The Member of Parliament for North Tongu in the Volta Region, Samuel Okudzeto Ablakwa, has called for the employment freeze proposed in the 2023 budget not to prevent the government from finding ways to employ the teeming numbers of unemployed Ghanaian youth.
In a post on his Facebook wall reacting to Ken Ofori-Atta’s budget presentation, the National Democratic Congress (NDC) legislator and former Deputy Minister said the government should work round the clock to expunge the ghost names on its payroll and replace those expunged with young Ghanaians.
According to him, there are tons of exceptionally talented but unemployed youth and solving the ghost names issue would be a way to get them into the workforce.
Okudzeto Ablakwa said: “As govt announces a total freeze in public sector jobs, it is most depressing to note that the perennial canker of unapproved/ghost workers still dominates govt payroll. The 2023 Budget reveals that a massive 6,157 ghost workers were expunged in the first half of this year alone.
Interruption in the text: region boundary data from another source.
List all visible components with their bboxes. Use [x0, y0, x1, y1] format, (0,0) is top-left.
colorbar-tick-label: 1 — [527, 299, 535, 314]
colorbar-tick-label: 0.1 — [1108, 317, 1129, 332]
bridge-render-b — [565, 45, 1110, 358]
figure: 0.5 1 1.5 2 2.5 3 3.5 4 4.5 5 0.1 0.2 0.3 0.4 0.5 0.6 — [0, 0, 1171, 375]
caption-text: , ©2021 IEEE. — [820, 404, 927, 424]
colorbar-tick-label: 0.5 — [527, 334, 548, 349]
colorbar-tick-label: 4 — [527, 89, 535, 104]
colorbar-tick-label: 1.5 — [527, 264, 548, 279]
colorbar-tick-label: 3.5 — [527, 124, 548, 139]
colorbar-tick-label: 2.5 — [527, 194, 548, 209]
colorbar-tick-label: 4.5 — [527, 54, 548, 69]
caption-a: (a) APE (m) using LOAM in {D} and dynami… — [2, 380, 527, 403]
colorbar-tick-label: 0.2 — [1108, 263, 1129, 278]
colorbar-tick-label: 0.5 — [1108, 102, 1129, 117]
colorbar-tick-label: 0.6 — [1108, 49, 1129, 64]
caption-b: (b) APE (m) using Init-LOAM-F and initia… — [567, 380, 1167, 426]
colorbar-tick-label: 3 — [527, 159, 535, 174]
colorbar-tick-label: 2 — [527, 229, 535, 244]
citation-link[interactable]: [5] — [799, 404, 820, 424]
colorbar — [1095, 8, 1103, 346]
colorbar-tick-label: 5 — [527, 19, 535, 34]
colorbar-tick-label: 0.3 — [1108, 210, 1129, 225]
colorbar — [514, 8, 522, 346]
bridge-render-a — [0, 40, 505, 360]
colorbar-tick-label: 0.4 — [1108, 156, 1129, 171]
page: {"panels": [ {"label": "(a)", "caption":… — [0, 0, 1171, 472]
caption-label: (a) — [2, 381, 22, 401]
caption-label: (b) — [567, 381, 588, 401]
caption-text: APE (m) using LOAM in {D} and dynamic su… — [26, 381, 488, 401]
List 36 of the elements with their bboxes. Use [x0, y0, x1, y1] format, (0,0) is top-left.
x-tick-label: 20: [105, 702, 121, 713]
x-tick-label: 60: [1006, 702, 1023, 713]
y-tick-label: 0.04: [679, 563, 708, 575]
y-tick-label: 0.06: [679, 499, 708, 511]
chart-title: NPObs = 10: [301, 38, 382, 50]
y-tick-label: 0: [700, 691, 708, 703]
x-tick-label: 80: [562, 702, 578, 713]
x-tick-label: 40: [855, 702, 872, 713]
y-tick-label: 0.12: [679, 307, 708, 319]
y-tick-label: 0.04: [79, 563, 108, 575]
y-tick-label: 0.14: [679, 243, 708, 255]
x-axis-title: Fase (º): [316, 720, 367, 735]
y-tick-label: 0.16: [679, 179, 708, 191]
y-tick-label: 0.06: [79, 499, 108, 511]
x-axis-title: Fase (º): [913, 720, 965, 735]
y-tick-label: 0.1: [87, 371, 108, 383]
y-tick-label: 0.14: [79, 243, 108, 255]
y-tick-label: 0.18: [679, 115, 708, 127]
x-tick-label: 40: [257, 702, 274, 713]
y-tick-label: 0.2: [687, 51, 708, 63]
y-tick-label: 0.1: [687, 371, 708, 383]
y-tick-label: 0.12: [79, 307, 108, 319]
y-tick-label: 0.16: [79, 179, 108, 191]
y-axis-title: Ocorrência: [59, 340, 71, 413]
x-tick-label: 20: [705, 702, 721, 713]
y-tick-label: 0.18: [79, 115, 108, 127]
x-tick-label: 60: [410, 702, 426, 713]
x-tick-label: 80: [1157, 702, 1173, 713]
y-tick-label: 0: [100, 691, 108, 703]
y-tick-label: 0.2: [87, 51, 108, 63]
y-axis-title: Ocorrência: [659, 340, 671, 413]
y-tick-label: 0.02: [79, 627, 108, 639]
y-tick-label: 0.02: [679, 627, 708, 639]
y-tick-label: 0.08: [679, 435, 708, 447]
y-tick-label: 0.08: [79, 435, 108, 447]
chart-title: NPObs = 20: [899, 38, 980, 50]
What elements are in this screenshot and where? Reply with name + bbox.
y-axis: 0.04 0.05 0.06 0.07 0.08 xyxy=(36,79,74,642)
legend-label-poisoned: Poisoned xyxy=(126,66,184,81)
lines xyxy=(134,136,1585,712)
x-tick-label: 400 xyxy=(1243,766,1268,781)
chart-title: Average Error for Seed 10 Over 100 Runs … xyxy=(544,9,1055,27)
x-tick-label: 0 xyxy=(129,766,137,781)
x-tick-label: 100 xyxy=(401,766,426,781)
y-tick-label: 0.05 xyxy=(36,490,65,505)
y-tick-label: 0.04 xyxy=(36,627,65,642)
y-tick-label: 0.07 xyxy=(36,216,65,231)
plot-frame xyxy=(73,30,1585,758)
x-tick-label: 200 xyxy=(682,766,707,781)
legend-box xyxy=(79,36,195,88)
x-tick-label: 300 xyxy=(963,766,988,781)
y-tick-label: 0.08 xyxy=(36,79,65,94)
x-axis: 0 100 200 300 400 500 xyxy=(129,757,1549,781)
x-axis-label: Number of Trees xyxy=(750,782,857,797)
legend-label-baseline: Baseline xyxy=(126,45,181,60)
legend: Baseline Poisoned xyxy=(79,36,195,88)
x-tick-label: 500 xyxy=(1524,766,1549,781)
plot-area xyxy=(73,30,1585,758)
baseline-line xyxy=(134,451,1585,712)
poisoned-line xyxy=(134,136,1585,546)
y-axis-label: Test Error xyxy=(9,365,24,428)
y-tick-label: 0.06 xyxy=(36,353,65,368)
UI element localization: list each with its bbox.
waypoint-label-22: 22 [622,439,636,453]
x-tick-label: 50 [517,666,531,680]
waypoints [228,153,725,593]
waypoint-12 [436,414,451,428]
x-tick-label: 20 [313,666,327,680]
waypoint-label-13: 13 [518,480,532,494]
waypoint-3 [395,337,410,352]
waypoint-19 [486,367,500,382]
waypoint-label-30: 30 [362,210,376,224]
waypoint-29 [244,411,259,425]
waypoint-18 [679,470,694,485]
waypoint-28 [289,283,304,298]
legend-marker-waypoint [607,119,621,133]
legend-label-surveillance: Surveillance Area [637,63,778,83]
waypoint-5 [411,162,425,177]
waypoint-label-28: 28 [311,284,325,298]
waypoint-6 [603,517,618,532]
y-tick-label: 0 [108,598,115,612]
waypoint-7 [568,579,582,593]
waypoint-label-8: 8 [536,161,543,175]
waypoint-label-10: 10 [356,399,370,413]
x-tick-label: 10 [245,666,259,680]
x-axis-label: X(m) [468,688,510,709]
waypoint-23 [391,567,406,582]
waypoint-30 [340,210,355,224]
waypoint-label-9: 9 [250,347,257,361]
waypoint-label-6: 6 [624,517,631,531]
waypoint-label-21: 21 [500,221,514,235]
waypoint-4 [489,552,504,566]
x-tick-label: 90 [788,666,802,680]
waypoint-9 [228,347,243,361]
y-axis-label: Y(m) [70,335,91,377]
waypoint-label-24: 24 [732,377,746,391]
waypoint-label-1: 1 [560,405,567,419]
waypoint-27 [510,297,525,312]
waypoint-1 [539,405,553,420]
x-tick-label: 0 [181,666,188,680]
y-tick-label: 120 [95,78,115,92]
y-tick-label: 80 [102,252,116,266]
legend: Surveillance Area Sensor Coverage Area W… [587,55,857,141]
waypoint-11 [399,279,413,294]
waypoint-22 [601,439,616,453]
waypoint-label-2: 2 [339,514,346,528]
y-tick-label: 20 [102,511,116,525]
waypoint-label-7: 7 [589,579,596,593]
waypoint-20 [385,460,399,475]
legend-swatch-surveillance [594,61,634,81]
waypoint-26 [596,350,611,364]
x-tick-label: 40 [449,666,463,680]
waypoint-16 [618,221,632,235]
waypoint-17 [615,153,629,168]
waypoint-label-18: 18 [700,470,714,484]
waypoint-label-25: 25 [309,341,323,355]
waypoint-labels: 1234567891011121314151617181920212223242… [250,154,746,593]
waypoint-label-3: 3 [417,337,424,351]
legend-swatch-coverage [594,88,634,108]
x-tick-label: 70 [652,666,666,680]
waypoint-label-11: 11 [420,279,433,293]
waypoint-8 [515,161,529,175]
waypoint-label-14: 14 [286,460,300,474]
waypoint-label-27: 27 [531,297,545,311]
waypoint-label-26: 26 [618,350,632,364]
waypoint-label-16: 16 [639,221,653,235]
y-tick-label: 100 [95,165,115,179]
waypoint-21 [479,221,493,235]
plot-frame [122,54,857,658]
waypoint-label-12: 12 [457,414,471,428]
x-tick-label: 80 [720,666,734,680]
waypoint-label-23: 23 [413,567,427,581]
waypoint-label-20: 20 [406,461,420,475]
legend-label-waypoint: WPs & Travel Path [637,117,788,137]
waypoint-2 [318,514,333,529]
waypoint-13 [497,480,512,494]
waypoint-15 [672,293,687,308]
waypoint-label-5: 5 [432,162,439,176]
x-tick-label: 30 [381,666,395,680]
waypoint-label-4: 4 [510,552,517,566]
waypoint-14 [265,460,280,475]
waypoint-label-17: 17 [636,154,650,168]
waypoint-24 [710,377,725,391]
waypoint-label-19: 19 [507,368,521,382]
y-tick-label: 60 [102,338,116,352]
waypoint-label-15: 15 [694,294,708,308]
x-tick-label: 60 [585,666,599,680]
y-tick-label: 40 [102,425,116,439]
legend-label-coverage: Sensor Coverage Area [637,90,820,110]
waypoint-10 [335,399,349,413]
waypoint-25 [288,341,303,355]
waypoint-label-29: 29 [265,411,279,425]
“Ghana needs a permanent scientific ghostbusters solution so we can replace the thousands of ghosts with real desperate but exceptionally talented unemployed youth instead of merely announcing a total freeze in public sector jobs.”
The Minister of Finance, Ken Ofori-Atta in reading the 2023 budget on November 24, 2022, said his outfit will halt the employment of personnel in the country’s civil and public service from January 2023.
He explained that the decision is part of expenditure-cut measures being adopted by the government to address the current economic challenges.
“A hiring freeze for civil and public servants. No new government agencies shall be established in 2023,” Ken Ofori-Atta said.